Although Greimas does not give a name to the process that would lead to this semantic chaos, what I am calling “de-virtualization” seems to fit the bill.  The position in the semiotic square occupied by de-virtualization (the “negation of the negation”) is, appropriately, the fundamentally “peculiar” position, writes Frederic Jameson: “this must be…the place of novelty and paradoxical emergence.”(Jameson 1987, xvi)

            And so it is; it is the process described at this position that best gets at the confusing, contradictory, and repulsive quality of shock sites.  The alarm felt at the sudden presentation of a repulsive image, combined with the concurrent breakdown of the expected syntactic systems of the Web, produces a reaction in which discernable meaning is ultimately undermined.  To be senched is to be pushed in multiple directions at one time; the unpleasant sensation of having one’s volition undermined is superficially comparable to the unpleasant sensation of looking at a repulsive image, but the two sensations (the first an imposition and the second an affront) are in some ways at odds with one another.  This opposition leads to the complicated reaction one has when first exposed to a shock site: confusion, frustration, and repulsion are interweaved in one moment, but they do not necessarily complement one another; their effects may, in fact, be contradictory.

            This only begins to address one common kind of initial reaction to shock sites.  The textual specifics of the sites deserve attention; some of them frame their shocking material in provocative ways, while some (especially those that feature video clips) seem to seek to build from their initial shocks to even-more-repulsive crescendos (2girls1cup certainly falls under this category).  Some of the less-nauseating ones, too, can be quite funny.[5]  What I have called the “densely packed initial semiotic experiences” of these sites give way to less-complex signification; the role of syntactic shock, especially, rapidly disappears, and although paradigmatic shocks may continue to mount, they are only initially so dramatically inflected by their syntactic contexts.

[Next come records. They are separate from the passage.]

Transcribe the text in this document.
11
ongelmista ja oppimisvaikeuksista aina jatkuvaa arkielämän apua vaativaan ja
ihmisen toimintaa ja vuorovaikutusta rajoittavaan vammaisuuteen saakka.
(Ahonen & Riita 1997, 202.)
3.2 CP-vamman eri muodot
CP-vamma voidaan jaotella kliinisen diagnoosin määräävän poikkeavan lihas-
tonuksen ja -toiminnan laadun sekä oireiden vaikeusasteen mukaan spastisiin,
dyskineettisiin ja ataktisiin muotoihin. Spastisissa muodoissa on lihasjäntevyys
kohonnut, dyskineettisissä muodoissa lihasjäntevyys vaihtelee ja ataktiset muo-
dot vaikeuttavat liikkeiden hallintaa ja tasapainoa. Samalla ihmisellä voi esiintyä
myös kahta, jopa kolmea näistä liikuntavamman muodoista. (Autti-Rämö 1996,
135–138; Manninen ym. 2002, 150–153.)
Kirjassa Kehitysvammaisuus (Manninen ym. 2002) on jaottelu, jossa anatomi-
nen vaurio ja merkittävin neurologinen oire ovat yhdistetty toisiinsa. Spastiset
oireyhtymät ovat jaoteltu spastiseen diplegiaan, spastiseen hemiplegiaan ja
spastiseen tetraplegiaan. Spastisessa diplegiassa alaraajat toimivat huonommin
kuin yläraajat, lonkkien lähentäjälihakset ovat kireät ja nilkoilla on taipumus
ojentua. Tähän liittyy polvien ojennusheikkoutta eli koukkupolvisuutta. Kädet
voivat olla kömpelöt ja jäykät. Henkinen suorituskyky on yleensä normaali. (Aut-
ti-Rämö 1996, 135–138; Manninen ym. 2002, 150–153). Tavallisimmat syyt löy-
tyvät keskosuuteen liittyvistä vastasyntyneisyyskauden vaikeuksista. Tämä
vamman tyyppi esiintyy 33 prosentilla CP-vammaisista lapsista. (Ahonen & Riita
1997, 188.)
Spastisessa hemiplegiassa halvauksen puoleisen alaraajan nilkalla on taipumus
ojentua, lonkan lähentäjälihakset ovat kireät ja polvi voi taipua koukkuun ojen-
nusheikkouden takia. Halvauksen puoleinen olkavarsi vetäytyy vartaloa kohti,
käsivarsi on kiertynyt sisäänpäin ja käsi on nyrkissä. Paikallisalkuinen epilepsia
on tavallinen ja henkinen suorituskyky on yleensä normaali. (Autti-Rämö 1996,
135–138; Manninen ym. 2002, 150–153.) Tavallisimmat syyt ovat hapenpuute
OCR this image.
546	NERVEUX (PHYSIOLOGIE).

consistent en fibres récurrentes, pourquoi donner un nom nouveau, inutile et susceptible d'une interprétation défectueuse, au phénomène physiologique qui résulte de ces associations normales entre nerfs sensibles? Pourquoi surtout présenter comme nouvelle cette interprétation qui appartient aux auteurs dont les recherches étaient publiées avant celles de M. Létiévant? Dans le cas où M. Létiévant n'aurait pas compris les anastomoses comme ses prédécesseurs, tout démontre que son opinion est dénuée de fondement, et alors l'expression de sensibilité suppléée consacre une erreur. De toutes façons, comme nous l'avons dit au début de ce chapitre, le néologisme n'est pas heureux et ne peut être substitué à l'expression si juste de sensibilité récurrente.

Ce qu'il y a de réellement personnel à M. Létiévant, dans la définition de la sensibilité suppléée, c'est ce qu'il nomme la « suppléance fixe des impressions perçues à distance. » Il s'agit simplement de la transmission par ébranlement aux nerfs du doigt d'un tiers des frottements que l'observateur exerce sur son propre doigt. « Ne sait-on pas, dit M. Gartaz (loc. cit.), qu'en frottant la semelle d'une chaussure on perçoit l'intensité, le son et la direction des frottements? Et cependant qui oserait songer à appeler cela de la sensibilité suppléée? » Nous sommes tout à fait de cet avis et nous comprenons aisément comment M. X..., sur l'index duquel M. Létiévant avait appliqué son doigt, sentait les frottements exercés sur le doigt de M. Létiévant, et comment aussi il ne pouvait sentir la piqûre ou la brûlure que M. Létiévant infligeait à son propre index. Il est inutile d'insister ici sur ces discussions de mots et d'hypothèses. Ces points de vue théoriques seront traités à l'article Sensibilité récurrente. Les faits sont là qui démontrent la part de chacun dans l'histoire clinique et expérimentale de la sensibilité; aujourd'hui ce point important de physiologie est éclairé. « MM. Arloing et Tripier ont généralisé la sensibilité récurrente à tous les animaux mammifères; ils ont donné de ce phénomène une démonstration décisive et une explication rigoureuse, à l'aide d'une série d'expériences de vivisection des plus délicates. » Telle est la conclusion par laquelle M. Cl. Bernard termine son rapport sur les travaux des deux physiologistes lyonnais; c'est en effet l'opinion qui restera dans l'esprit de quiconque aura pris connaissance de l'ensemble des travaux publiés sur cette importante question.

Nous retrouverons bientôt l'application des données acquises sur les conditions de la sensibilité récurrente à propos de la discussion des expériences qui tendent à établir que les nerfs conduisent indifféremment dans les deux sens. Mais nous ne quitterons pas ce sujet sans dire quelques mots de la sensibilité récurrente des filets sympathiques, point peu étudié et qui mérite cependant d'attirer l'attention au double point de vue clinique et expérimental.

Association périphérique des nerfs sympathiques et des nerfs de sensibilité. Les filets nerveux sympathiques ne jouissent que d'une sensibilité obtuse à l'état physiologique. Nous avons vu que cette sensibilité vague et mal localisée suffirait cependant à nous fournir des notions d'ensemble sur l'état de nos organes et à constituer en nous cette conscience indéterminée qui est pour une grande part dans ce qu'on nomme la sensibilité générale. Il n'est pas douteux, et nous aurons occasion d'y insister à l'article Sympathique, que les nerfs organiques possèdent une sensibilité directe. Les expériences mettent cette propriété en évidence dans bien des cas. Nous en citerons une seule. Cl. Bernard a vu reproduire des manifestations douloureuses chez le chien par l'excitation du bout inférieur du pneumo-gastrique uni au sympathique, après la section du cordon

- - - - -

            Also worth consideration is the appeal of shock sites.  Their popularity and persistence attest that they hold a fascination for some people.  What about being exposed to shock sites can be compelling, and why would someone want to stay at a site after the initial shock?  Many potential answers suggest themselves at the moment, most of them rooted more in pop psychology than in semiotic insight.  That shock sites administer complex and multi-faceted initial shocks to their viewers is worth reckoning with, but it is only a step along the way to thinking about why these sites exist and what their increasing visibility says about the cultures and the creatures that have produced them.








Boissac, P., ed. 1998. “Semiotic Square.” Encyclopedia of Semiotics. Oxford: Oxford University Press.


Eco, U. 1979. A Theory of Semiotics. Bloomington: Indiana University Press.


Greimas, A. 1987. On Meaning. Minneapolis: University of Minnesota Press.


Greimas, A. and Fontanille, J. 1993. The Semiotics of Passions. Minneapolis: University of Minnesota Press.


Jameson, F. 1987. “Foreword.” In Greimas, A., On Meaning Minneapolis: University of Minnesota Press.










[1] Greimas and Fontanille put their argument in terms of amounts—lengths of utterances or volumes of sequential information—rather than making a form-content or syntagmatic-paradigmatic distinction.  This fractal approach, looking at functional confluences between the parts and the whole, is in a way much like Eco’s own discussion of aesthetic expression.  To Eco, expressive manipulation can occur at any level of the object, which “suggests that the codes on which the aesthetic sign relies can likewise be systematically submitted to such further segmentation.” (268)

[2] Goatse. 8 October 1999. Now offline; archive accessed 30 November 2007. <*/>.

[3] 2girls1cup. 30 November 2007. <>.

[4] It is telling that we call such images “repulsive”; they do not physically repel us, but their psychological effect is powerful enough that we tend to talk about them as though they have causal power over the physical world.

[5][5] Meatspin presents an image of gay male sex, looped in a surprising and amusing way, and features an unexpected punchline if watched for long enough.  Meatspin. 30 November 2007. <>.